Is there something in particular from the previous episodes that you wanted to implement into the game, but couldn't?
TT: There's probably some things that we could apply to the next set. One thing in particular that stands out right now is that there wasn't any character progression in terms of leveling up in skills and things like that in the previous episodes. They were largely static and situational when it came to growth. That might be one feature that we can work its way into the next four.
What's interesting is that the Final Fantasy XV game we have now is very different from the game we had at launch. The focus clearly is on expanding the world, which is really exciting to see for a Final Fantasy fan. Are you interested in seeing where it goes from here even after the release of the next episodes?

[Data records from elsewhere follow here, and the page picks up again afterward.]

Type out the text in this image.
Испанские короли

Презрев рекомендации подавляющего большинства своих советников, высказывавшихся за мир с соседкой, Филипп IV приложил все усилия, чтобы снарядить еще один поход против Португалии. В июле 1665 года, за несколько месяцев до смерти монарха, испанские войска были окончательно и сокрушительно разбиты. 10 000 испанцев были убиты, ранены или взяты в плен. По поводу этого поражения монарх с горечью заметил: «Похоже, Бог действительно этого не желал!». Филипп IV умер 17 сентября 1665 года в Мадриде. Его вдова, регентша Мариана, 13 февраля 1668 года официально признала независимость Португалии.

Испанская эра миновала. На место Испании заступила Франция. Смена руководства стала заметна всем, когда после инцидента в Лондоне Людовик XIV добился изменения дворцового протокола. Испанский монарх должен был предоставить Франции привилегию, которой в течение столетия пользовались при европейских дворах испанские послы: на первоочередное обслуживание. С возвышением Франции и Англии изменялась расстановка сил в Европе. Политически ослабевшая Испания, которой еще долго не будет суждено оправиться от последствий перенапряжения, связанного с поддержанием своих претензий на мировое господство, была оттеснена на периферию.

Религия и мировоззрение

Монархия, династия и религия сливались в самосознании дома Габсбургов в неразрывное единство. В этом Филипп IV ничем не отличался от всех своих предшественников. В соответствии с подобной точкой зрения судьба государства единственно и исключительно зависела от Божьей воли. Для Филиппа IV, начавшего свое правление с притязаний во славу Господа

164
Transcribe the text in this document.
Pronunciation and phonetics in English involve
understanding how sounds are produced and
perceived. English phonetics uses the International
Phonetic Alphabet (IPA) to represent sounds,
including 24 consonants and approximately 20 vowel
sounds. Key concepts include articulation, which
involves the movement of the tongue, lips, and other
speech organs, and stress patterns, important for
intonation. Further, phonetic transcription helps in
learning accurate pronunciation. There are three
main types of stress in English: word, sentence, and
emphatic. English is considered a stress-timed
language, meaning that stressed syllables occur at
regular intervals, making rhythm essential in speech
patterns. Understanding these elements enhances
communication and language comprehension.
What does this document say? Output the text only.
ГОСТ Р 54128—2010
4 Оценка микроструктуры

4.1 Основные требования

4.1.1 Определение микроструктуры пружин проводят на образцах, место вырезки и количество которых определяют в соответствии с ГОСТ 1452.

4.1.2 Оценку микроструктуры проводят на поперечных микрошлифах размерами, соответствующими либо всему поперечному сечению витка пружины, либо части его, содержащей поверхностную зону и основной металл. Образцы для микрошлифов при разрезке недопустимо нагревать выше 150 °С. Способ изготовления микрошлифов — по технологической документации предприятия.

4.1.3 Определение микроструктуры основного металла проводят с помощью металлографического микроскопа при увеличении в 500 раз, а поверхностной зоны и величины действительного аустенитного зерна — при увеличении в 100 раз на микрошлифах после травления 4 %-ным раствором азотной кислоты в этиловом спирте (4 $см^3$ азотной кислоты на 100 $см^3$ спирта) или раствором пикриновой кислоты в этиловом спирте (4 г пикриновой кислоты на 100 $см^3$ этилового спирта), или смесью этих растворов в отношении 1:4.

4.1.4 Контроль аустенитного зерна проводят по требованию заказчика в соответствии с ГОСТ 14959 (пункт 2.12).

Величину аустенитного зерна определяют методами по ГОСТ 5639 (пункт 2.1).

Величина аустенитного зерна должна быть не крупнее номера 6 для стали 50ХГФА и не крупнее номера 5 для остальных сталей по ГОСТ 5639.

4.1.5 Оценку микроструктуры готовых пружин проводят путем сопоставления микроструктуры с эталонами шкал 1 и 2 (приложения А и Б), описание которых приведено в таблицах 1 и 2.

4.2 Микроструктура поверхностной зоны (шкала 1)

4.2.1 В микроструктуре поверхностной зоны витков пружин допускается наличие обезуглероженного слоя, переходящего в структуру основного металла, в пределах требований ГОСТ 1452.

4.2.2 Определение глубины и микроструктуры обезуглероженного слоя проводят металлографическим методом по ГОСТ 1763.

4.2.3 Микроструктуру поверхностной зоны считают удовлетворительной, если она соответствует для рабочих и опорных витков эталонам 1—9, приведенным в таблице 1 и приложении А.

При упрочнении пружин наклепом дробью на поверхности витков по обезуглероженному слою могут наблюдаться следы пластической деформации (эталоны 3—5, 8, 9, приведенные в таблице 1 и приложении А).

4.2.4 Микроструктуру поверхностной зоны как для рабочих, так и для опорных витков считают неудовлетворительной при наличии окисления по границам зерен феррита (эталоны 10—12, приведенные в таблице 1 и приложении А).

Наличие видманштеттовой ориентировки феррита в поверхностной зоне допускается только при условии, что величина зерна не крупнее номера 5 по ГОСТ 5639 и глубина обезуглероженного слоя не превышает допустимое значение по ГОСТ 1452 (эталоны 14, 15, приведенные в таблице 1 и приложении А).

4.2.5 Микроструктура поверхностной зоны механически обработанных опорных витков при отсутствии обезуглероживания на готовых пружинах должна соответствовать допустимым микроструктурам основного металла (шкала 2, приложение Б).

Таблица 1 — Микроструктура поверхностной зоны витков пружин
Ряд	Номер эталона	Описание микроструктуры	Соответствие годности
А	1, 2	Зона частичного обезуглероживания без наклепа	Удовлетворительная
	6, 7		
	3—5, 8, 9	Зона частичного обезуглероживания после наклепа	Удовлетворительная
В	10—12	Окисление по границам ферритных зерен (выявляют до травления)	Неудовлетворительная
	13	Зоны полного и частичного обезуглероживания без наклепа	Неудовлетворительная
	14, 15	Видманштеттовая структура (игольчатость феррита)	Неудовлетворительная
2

ST: As far as the next DLC goes, it's really about giving the theme of the ultimate grand finale. Right now, we don't have any plans post Episode Noctis. That is the official close of this journey of FFXV. On the other side of that, in terms of providing more story content, what the team is doing is working alongside the live services team in trying to put out content that keeps general activity in-game going. From a day-to-day level, the active users will have as many ways to enjoy the game as possible.
That's why we're doing the Mods and all the great updates like user treasures and things like that--to give some kind of connection with players around the world. Even though it's not a multiplayer experience, it still gives the feeling of you being involved in something bigger, and just that two-way approach in terms of providing more story content but also just providing things on a more day-to-day level for people to just enjoy and create their own customized experience is how we're looking at the remainder on this XV timeline.
It seems like mods are going to be the thing to keep the game going after the official content is done. Is there any type of mod in particular you're looking forward to seeing from fans?
ST: Well, the golfing bit that we snuck into [our PAX East presentation] is one of those examples--which again is totally possible to make with the tools. Those left field things that people might come up with, we just want to see what people can really do with it.
TT: I think from my point of view, I want to see things that people come up that we on the dev team are always thinking about doing. Usually for us, we'll make stuff and give it to the players. We'd love for people to come up with things that will surprise us, and we'd be like, "Damn, that's good." That would be a loud and really cool moment of excitement for us.